Take YouTube where 96 per cent of users skip the ads when given the choice. What do most advertisers do? They keep showing the same TV ad that is designed to build up over time. You have five seconds! We know what they searched for, what they have seen before, what device they are on and yet we show the same ad.
Technology and creativity
Because of these challenges, art and science need to combine to be a more formidable force. There needs to be a strong message executed through the latest use of data and tech.
Take the example of Coca-Cola who increased purchase intent by 17 per cent with their #Shareacoke campaign with Channel 4. Using viewers’ All 4 sign-in names combined in real time with the Coke ad meant that every viewer saw a personalised ad. Same creative idea and message but personalised to achieve greater cut-through.
BA also used the best of both art and science when it used a giant digital billboard which showed other brands’ advertising until a BA flight went past. The flight triggered in real-time an ad which featured a small boy standing up and pointing to the plane while the ad displayed the flight number and location of that particular aircraft. It won a Cannes Lion which described the ad as having an innate charm as it portrayed a simple truth: that planes look magic to children. However, its execution depended on complex technological infrastructure.
Old media, modernised PLUS data and technology. If we agree that relevance is key and tech and data can achieve this through targeting then the creativity of the ad is crucial and dynamic creative allows us to do something that no human could do, thus making a better experience for the consumer. The story is still there. The art is still there. Technology enabled it.
Finally as an industry we have to grow up and get smarter. We are a commercial business and we must start to realise that our job is to make money for advertisers, we must deliver business growth – we are not selling art.
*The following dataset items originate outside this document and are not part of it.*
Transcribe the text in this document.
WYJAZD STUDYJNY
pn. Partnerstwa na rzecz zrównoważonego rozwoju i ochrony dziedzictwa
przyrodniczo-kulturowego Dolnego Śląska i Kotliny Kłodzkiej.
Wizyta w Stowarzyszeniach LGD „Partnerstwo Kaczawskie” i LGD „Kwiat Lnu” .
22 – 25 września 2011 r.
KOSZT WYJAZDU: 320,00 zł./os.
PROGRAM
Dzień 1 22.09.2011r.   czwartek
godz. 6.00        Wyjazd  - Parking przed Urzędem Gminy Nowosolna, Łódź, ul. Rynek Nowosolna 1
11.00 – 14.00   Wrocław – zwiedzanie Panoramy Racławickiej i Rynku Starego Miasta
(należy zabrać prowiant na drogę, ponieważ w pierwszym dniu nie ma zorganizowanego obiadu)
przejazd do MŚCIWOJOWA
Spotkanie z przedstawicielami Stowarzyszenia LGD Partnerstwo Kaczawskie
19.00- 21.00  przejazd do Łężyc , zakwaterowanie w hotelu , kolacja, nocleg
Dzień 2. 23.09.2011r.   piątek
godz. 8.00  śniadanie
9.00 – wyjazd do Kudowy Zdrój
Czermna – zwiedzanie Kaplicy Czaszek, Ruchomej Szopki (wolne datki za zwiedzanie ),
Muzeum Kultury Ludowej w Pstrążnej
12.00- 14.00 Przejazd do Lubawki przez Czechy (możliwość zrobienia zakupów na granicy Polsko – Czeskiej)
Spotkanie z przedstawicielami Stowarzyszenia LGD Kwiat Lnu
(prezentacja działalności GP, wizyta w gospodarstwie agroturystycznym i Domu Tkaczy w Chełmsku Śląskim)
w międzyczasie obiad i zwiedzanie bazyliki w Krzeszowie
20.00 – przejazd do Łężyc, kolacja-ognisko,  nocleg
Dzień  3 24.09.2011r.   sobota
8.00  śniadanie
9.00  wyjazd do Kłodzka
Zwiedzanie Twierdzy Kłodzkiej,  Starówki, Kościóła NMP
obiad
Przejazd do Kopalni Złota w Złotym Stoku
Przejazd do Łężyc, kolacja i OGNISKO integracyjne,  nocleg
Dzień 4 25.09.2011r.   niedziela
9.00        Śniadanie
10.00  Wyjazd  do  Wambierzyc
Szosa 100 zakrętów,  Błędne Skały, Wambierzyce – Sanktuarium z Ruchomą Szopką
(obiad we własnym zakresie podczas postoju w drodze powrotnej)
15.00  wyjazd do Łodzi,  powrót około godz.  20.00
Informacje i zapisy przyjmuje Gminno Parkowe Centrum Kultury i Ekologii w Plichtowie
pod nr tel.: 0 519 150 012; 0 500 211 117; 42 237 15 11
Too many advertising businesses focus on the customer and understanding the customer but they forget they need to demonstrate growth.
A report by Professor Peter Verhoef and Peter Leeflang, titled "Understanding the Marketing Department’s Influence Within the Firm", found that the greatest influence by marketing at the board table must be to demonstrate a positive link between marketing and business growth.
A report by the Fournaise Marketing group showed that 80 per cent of chief executives think marketers are too disconnected from the financial realities of the business. This is where science needs to step in – driving insights and ROI where it has never existed before. Instead of relying on tired old research and surveys we have Amazon data and in-store data.
Where we have incredible change, fragmentation and attention issues, it is no longer possible to rely on the big TV ad. We can no longer expect the consumers to sit back and listen.
We still do and will always need the big idea, but it needs to be combined with planning, targeting and execution that uses technology that minimise wastage, improves the user experience and simply making it work, so that they truly engage. This is science enhancing and enabling art – not squeezing it out.